We aren’t quite sure why the plant in Mexico is having so many issues. I mean, the obvious answer is fewer workers in the factory, shipping, and any other number of things that tie back to COVID. Even though the cooler, optioned-out Broncos are being delayed, yet again, the base-model Bronco Sport shouldn’t be affected by the delays.
Luckily for the supply chain strains, the Bronco Sport is only being sold in the US for now. The bigger Bronco is planned to get a right-hand-drive verison for our friends across the pond, but even that is being put aside for the time being.
What is the difference between the Bronco and Bronco Sport?
Probably the biggest difference that the big Bronco is the tried and true body-on-frame construction, while the Sport is based on the FWD-drive unibody construction of much softer vehicles. MotorTrend refers to these types of vehicles as “car-based SUVs.”
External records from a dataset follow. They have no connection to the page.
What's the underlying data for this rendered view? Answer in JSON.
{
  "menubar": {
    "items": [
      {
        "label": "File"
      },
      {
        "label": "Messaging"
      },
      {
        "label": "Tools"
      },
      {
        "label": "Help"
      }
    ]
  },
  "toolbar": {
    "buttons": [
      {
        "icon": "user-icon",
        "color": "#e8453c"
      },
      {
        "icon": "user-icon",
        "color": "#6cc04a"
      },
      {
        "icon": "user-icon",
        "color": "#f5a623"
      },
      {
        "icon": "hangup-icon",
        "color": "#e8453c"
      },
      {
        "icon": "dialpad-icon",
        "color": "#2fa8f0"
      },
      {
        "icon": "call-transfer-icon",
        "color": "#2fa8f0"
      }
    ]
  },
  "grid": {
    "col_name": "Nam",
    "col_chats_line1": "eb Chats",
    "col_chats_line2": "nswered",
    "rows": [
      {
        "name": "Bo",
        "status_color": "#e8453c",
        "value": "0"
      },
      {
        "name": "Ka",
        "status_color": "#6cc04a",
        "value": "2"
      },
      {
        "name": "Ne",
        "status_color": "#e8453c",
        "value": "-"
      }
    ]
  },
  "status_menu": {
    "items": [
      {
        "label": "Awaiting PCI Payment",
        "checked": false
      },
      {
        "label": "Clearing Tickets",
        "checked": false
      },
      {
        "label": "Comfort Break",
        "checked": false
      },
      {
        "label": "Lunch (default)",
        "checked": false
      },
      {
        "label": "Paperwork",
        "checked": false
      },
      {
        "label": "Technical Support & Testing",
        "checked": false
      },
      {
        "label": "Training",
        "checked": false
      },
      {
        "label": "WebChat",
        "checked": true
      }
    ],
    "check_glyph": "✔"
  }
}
The suspensions are completely different, as well. The big boy gets control arms up front, and the rear gets a live axle. It also gets serious off-roading options like locking differentials and underbody armor. The Sport is essential a Ford Escape underneath. This means independent front and rear suspension, which usually equates to a smoother ride but is far less capable off-road.
The differences get growing and growing
As you may have guessed, the engines are another point of divergence between the two models. The Bronco comes with a turbocharged 2.3-liter four-cylinder engine making 270 hp and 310 lb-ft of torque. An optional twin-turbocharged 2.7-liter EcoBoost V6 making 310 hp and 400 lb-ft of torque, is also available. Again, the Sport shares its engine with the Ford Escape. It is a twin-turbocharged three-cylinder that makes 181 hp and 190 lb-ft of torque. There is also an optional 2.0-liter EcoBoost four-cylinder good for 245 hp and 275 lb-ft.
Although the difference can go on forever, these are the major parts that show how different these two SUVs truly are. As is the way of the world, the overwhelmingly cooler options are the ones that will take much longer to get. As Tom Petty once said, “the waiting is the hardest part.”